Mining Structure and Mining Model (Analysis Services)

This document provides a comprehensive overview of mining structures and mining models within Microsoft SQL Server Analysis Services (SSAS). Understanding these fundamental concepts is crucial for designing, developing, and deploying effective data mining solutions.

What is a Mining Structure?

A mining structure is a container that defines the source data, the selected columns, and the data types for a data mining project. It acts as a blueprint for the data that will be used to train and query mining models. A mining structure can contain multiple related tables and views, and it defines how these sources are joined. It also specifies the content type and usage of each column within the data mining context.

Key Components of a Mining Structure:

Data Sources: References to the relational or multidimensional data sources.
Columns: The attributes from the source data that are relevant for mining. Each column has a defined data type (e.g., numeric, text, boolean) and a usage role (e.g., predictable, input).
Relationships: How different tables or views within the mining structure are related, typically defined by keys.
Partitions: Optional divisions of the mining structure for incremental training or managing large datasets.

What is a Mining Model?

A mining model is built upon a mining structure and represents the output of applying a specific data mining algorithm to the data defined by the structure. Each mining model discovers patterns, relationships, or predictions within the data. For example, a decision tree model might discover rules for customer purchasing behavior, while a clustering model might group customers into distinct segments.

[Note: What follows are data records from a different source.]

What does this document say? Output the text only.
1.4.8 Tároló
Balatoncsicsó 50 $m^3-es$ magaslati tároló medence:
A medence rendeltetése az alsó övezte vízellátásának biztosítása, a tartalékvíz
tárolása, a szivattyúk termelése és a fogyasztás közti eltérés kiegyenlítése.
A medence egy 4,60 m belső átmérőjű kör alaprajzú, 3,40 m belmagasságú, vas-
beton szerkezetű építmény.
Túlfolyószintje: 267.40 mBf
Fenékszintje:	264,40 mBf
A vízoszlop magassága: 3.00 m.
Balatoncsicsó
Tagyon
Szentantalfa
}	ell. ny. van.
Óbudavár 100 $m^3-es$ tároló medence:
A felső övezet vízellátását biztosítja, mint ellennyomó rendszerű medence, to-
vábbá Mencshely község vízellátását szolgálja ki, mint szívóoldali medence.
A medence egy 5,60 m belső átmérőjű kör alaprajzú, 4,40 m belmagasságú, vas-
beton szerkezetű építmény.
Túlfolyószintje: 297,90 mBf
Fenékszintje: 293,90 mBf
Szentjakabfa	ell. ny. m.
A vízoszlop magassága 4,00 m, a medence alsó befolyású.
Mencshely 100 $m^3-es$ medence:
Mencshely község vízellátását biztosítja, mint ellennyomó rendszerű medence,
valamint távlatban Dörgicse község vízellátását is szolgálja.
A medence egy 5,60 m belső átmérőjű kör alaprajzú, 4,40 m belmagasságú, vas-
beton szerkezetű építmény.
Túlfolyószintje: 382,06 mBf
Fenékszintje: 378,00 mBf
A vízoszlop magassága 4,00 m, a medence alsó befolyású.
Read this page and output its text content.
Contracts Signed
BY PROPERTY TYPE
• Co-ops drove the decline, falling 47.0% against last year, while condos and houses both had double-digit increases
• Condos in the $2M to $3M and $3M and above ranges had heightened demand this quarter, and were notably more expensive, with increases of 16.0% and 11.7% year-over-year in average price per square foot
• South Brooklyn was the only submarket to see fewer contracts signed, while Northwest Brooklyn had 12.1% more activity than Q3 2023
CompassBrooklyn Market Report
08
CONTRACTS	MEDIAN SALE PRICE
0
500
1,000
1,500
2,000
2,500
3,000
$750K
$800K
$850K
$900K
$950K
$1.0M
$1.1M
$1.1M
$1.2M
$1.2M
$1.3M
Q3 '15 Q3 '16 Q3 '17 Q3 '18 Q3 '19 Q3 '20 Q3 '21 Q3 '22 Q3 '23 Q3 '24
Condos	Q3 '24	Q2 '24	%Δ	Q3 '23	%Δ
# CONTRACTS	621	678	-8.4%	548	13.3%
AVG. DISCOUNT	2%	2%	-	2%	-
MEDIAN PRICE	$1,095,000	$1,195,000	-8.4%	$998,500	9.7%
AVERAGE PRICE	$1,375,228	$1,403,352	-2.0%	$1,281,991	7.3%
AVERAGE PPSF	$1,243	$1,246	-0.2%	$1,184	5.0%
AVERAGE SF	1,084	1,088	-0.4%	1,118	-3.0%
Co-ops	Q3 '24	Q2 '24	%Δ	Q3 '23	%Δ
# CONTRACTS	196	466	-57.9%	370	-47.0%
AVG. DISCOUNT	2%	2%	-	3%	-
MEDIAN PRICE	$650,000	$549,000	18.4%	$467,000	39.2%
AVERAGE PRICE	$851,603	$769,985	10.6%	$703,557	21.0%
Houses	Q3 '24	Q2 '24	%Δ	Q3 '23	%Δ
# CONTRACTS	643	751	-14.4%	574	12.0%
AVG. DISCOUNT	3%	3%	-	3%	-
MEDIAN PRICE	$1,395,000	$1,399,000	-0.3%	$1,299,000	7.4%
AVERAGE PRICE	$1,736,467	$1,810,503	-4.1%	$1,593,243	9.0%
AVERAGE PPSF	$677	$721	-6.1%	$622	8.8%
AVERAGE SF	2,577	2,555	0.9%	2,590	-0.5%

Relationship Between Mining Structure and Mining Model:

A single mining structure can be used to build multiple mining models, each employing a different algorithm (e.g., Decision Trees, Clustering, Neural Networks, Association Rules, Sequence Clustering). The mining model inherits the data schema from the mining structure but adds its own learned patterns and metadata.

Creating Mining Structures and Models

You typically create mining structures and models using SQL Server Data Tools (SSDT) for Analysis Services or by writing DMX (Data Mining Extensions) or AMO (Analysis Management Objects) scripts.

Steps Involved:

Define the Mining Structure: Select data sources, specify tables/views, define column mappings, and set column types and usages.
Create Mining Models: Select a mining algorithm and associate it with an existing mining structure. Configure algorithm-specific parameters.
Process the Models: Train the mining models by running them against the data defined in the mining structure.
Explore and Query: Use visualization tools and DMX queries to understand the discovered patterns and make predictions.

Example DMX Snippet (Conceptual):


-- Creating a basic mining structure
CREATE MINING STRUCTURE [MyCustomerStructure]
(
    [CustomerID] LONG KEY
)
WITH (
    DATA SOURCE = [MyDataSource],
    MAX_ROWS = 0,
    MAX_SIZE = 0
);

-- Adding a table to the structure
ALTER MINING STRUCTURE [MyCustomerStructure]
ADD NODE
(
    [CustomerTable]
    (
        [Age] LONG INPUT,
        [Gender] TEXT PREDICTABLE,
        [Income] DOUBLE INPUT
    )
);

-- Creating a decision tree model based on the structure
CREATE MINING MODEL [MyDecisionTree]
(
    [MyCustomerStructure].*
)
USING
    [Microsoft_Decision_Trees]
    (
        COMPLEXITY_PENALTY = 0.5
    );

Best Practices

Start with a clear business objective.
Understand your data thoroughly before modeling.
Select relevant columns and appropriate data types/usages.
Experiment with different algorithms and parameters to find the best fit.
Validate your models using appropriate metrics.

This section provides the foundational knowledge for working with mining structures and models in SQL Server Analysis Services. Further sections will delve into specific algorithms, data preparation techniques, and querying methods.